Just as he patterned his troop "surge" in Afghanistan on a successful military strategy in Iraq, now Obama is patterning his withdrawal from Afghanistan on the Iraq template as well.The flaw in the pattern is that while George W. Bush's Iraq surge is viewed as a success, the increased U.S. commitment that Obama announced in late 2009 isn't. Gearan:
By the time the U.S. forces switched to the advisory role in Iraq, the back of the Sunni insurgency had been broken. The same cannot be said for the Taliban-led insurgency in Afghanistan, which causes most of the U.S. casualties and functions as the main enemy even if Obama's preferred opponent is the al-Qaida terror network the Taliban once harbored.
As a candidate, Obama didn't see the vital U.S. interest in Iraq, and he naturally opposed the Bush surge.
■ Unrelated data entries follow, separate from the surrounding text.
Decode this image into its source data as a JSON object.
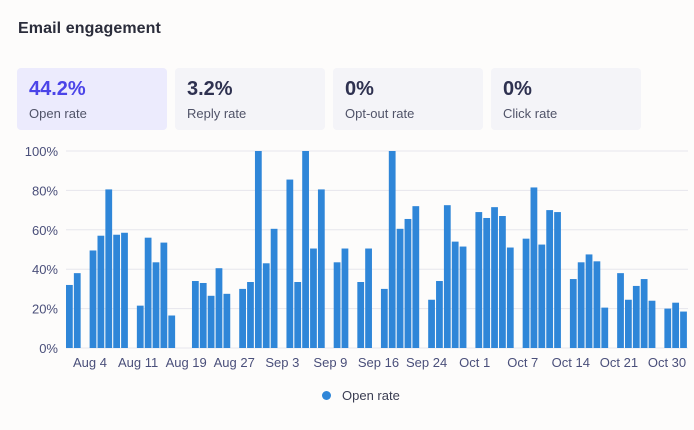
{
  "title": "Email engagement",
  "stats": [
    {
      "value": "44.2%",
      "label": "Open rate",
      "active": true
    },
    {
      "value": "3.2%",
      "label": "Reply rate",
      "active": false
    },
    {
      "value": "0%",
      "label": "Opt-out rate",
      "active": false
    },
    {
      "value": "0%",
      "label": "Click rate",
      "active": false
    }
  ],
  "colors": {
    "bar": "#2f86d8",
    "grid": "#e6e6ec",
    "axis_text": "#4a4f7a"
  },
  "chart_data": {
    "type": "bar",
    "title": "",
    "xlabel": "",
    "ylabel": "",
    "ylim": [
      0,
      100
    ],
    "yticks": [
      "0%",
      "20%",
      "40%",
      "60%",
      "80%",
      "100%"
    ],
    "x_tick_labels": [
      "Aug 4",
      "Aug 11",
      "Aug 19",
      "Aug 27",
      "Sep 3",
      "Sep 9",
      "Sep 16",
      "Sep 24",
      "Oct 1",
      "Oct 7",
      "Oct 14",
      "Oct 21",
      "Oct 30"
    ],
    "legend": [
      "Open rate"
    ],
    "legend_position": "bottom-center",
    "series": [
      {
        "name": "Open rate",
        "values": [
          32,
          38,
          null,
          49.5,
          57,
          80.5,
          57.5,
          58.5,
          null,
          21.5,
          56,
          43.5,
          53.5,
          16.5,
          null,
          null,
          34,
          33,
          26.5,
          40.5,
          27.5,
          null,
          30,
          33.5,
          100,
          43,
          60.5,
          null,
          85.5,
          33.5,
          100,
          50.5,
          80.5,
          null,
          43.5,
          50.5,
          null,
          33.5,
          50.5,
          null,
          30,
          100,
          60.5,
          65.5,
          72,
          null,
          24.5,
          34,
          72.5,
          54,
          51.5,
          null,
          69,
          66,
          71.5,
          67,
          51,
          null,
          55.5,
          81.5,
          52.5,
          70,
          69,
          null,
          35,
          43.5,
          47.5,
          44,
          20.5,
          null,
          38,
          24.5,
          31.5,
          35,
          24,
          null,
          20,
          23,
          18.5
        ]
      }
    ]
  },
  "legend_label": "Open rate"
}
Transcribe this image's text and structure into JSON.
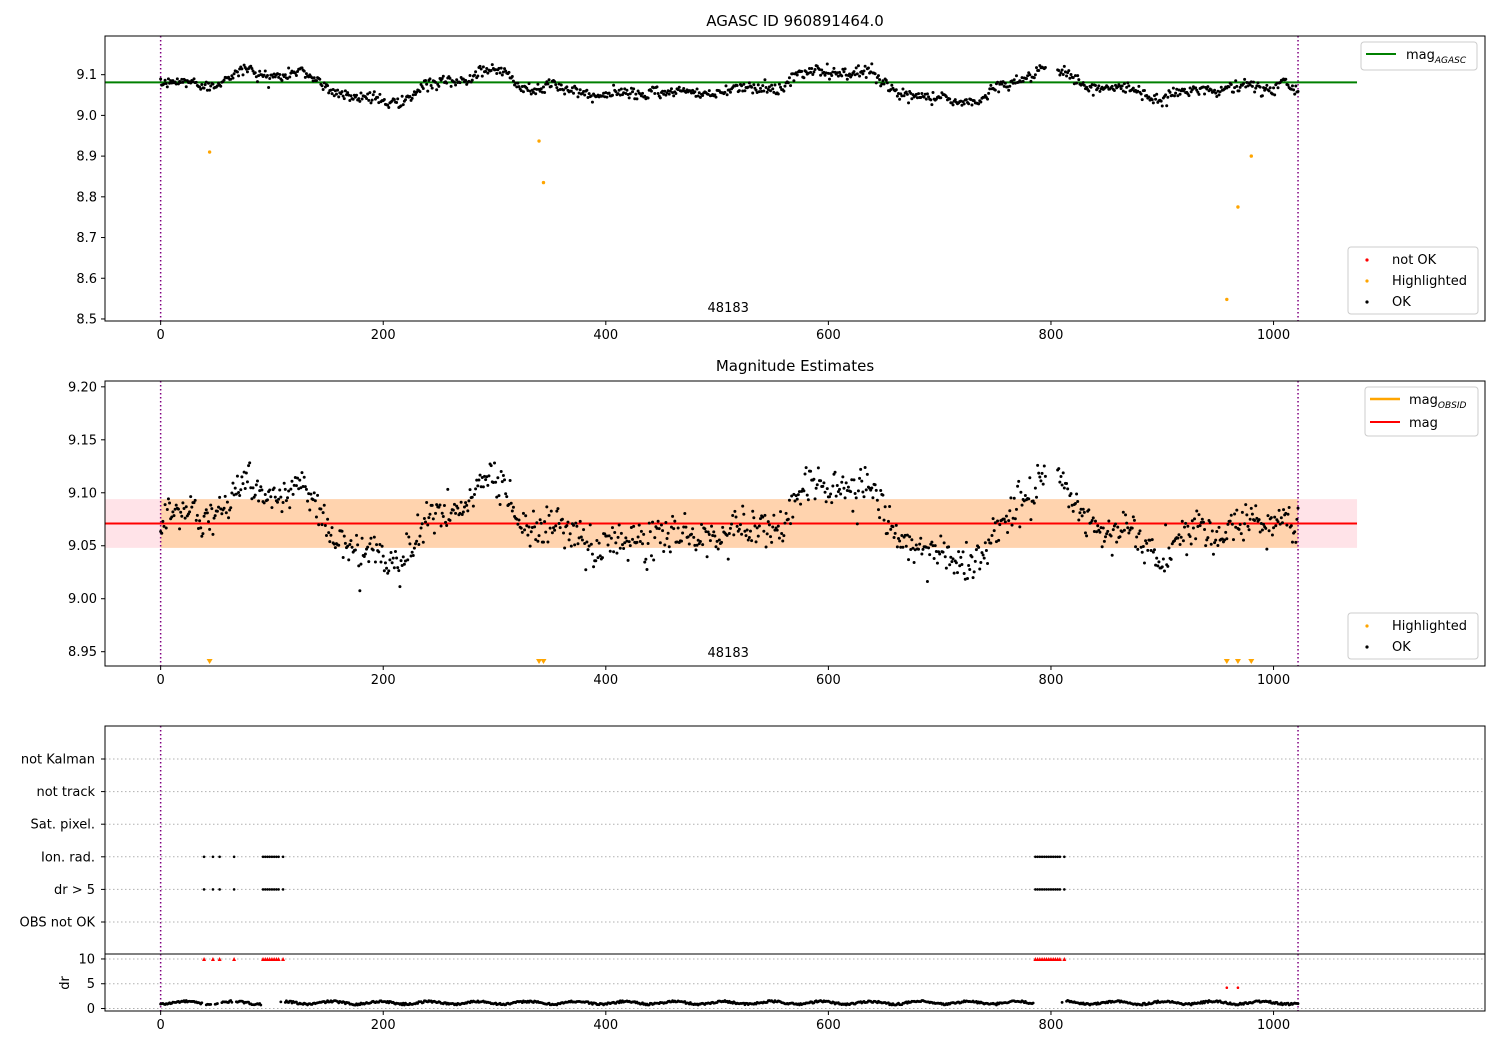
{
  "chart_data": [
    {
      "type": "scatter",
      "title": "AGASC ID 960891464.0",
      "xlim": [
        -50,
        1190
      ],
      "ylim": [
        8.495,
        9.195
      ],
      "xticks": [
        0,
        200,
        400,
        600,
        800,
        1000
      ],
      "yticks": [
        8.5,
        8.6,
        8.7,
        8.8,
        8.9,
        9.0,
        9.1
      ],
      "ytick_labels": [
        "8.5",
        "8.6",
        "8.7",
        "8.8",
        "8.9",
        "9.0",
        "9.1"
      ],
      "obsid_label": "48183",
      "obsid_label_x": 510,
      "vlines": [
        0,
        1022
      ],
      "vline_color": "#800080",
      "hline": {
        "name": "mag_AGASC",
        "y": 9.081,
        "x_range": [
          -50,
          1075
        ],
        "color": "#008000"
      },
      "legend_lines": [
        {
          "label": "mag",
          "subscript": "AGASC",
          "color": "#008000"
        }
      ],
      "legend_points": [
        {
          "label": "not OK",
          "color": "#ff0000"
        },
        {
          "label": "Highlighted",
          "color": "#ffa500"
        },
        {
          "label": "OK",
          "color": "#000000"
        }
      ],
      "highlighted_points": [
        [
          44,
          8.91
        ],
        [
          340,
          8.937
        ],
        [
          344,
          8.835
        ],
        [
          958,
          8.548
        ],
        [
          968,
          8.775
        ],
        [
          980,
          8.9
        ]
      ],
      "ok_series": {
        "n_points": 1023,
        "x_range": [
          0,
          1022
        ],
        "profile": [
          [
            0,
            9.07
          ],
          [
            20,
            9.08
          ],
          [
            50,
            9.08
          ],
          [
            80,
            9.11
          ],
          [
            95,
            9.1
          ],
          [
            130,
            9.1
          ],
          [
            145,
            9.08
          ],
          [
            170,
            9.045
          ],
          [
            215,
            9.035
          ],
          [
            245,
            9.075
          ],
          [
            270,
            9.09
          ],
          [
            290,
            9.11
          ],
          [
            315,
            9.1
          ],
          [
            325,
            9.07
          ],
          [
            380,
            9.06
          ],
          [
            395,
            9.045
          ],
          [
            440,
            9.06
          ],
          [
            475,
            9.055
          ],
          [
            500,
            9.06
          ],
          [
            520,
            9.065
          ],
          [
            560,
            9.07
          ],
          [
            570,
            9.095
          ],
          [
            600,
            9.112
          ],
          [
            640,
            9.1
          ],
          [
            660,
            9.065
          ],
          [
            680,
            9.04
          ],
          [
            705,
            9.04
          ],
          [
            735,
            9.035
          ],
          [
            765,
            9.085
          ],
          [
            790,
            9.11
          ],
          [
            805,
            9.11
          ],
          [
            830,
            9.08
          ],
          [
            845,
            9.065
          ],
          [
            880,
            9.06
          ],
          [
            900,
            9.04
          ],
          [
            930,
            9.065
          ],
          [
            1000,
            9.07
          ],
          [
            1010,
            9.085
          ],
          [
            1022,
            9.065
          ]
        ],
        "gaps": [
          [
            795,
            806
          ]
        ],
        "scatter": 0.007
      }
    },
    {
      "type": "scatter",
      "title": "Magnitude Estimates",
      "xlim": [
        -50,
        1190
      ],
      "ylim": [
        8.9365,
        9.2055
      ],
      "xticks": [
        0,
        200,
        400,
        600,
        800,
        1000
      ],
      "yticks": [
        8.95,
        9.0,
        9.05,
        9.1,
        9.15,
        9.2
      ],
      "ytick_labels": [
        "8.95",
        "9.00",
        "9.05",
        "9.10",
        "9.15",
        "9.20"
      ],
      "obsid_label": "48183",
      "obsid_label_x": 510,
      "vlines": [
        0,
        1022
      ],
      "vline_color": "#800080",
      "mag_line": {
        "name": "mag",
        "y": 9.071,
        "x_range": [
          -50,
          1075
        ],
        "color": "#ff0000"
      },
      "mag_band": {
        "y_range": [
          9.048,
          9.094
        ],
        "x_range": [
          -50,
          1075
        ],
        "color": "#ffc0cb"
      },
      "obsid_band": {
        "y_range": [
          9.048,
          9.094
        ],
        "x_range": [
          0,
          1022
        ],
        "color": "#ffa500"
      },
      "legend_lines": [
        {
          "label": "mag",
          "subscript": "OBSID",
          "color": "#ffa500"
        },
        {
          "label": "mag",
          "subscript": "",
          "color": "#ff0000"
        }
      ],
      "legend_points": [
        {
          "label": "Highlighted",
          "color": "#ffa500"
        },
        {
          "label": "OK",
          "color": "#000000"
        }
      ],
      "lower_limit_markers_x": [
        44,
        340,
        344,
        958,
        968,
        980
      ],
      "ok_series_ref": "same profile as the AGASC panel, wider scatter",
      "scatter": 0.009
    },
    {
      "type": "scatter",
      "title": "",
      "xlim": [
        -50,
        1190
      ],
      "xticks": [
        0,
        200,
        400,
        600,
        800,
        1000
      ],
      "vlines": [
        0,
        1022
      ],
      "vline_color": "#800080",
      "flag_rows": [
        "not Kalman",
        "not track",
        "Sat. pixel.",
        "Ion. rad.",
        "dr > 5",
        "OBS not OK"
      ],
      "flagged_x": [
        39,
        47,
        53,
        66,
        92,
        94,
        96,
        98,
        100,
        102,
        104,
        106,
        110,
        786,
        788,
        790,
        792,
        794,
        796,
        798,
        800,
        802,
        804,
        806,
        808,
        812
      ],
      "flag_rows_marked": [
        "Ion. rad.",
        "dr > 5"
      ],
      "dr_ylabel": "dr",
      "dr_ylim": [
        -0.5,
        11
      ],
      "dr_yticks": [
        0,
        5,
        10
      ],
      "dr_clip_value": 10,
      "dr_clip_color": "#ff0000",
      "dr_highlighted": [
        [
          958,
          4.2
        ],
        [
          968,
          4.2
        ]
      ],
      "dr_typical_range": [
        0.2,
        1.8
      ]
    }
  ]
}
In Afghanistan, he did see one, so he surged. A for effort? Only if you agree, as I didn't, that the best solution was more troops for stabilization and nation-building instead of using intelligence, special forces, and other covert means to keep Afghanistan from becoming a laboratory for terrorism again. If we had known Sept. 11 was in the offing, the U.S. almost certainly could have neutralized the Taliban and al-Qaeda just based on what we saw from afar. We'll now be a hundred times more vigilant, and especially so Obama, since he knows that any attack emanating from Afghanistan would be blamed on his decision to withdraw.
Friends also tell me that a continued U.S. presence contributes to Pakistan's stability and security. And yet according to the Institute for the Study of War, our policy has been undermined by national security-conscious Pakistani officials who support our enemy the Taliban because they also happen to be Pakistan's anti-India proxies. Who need to be caught in the middle of that chess game?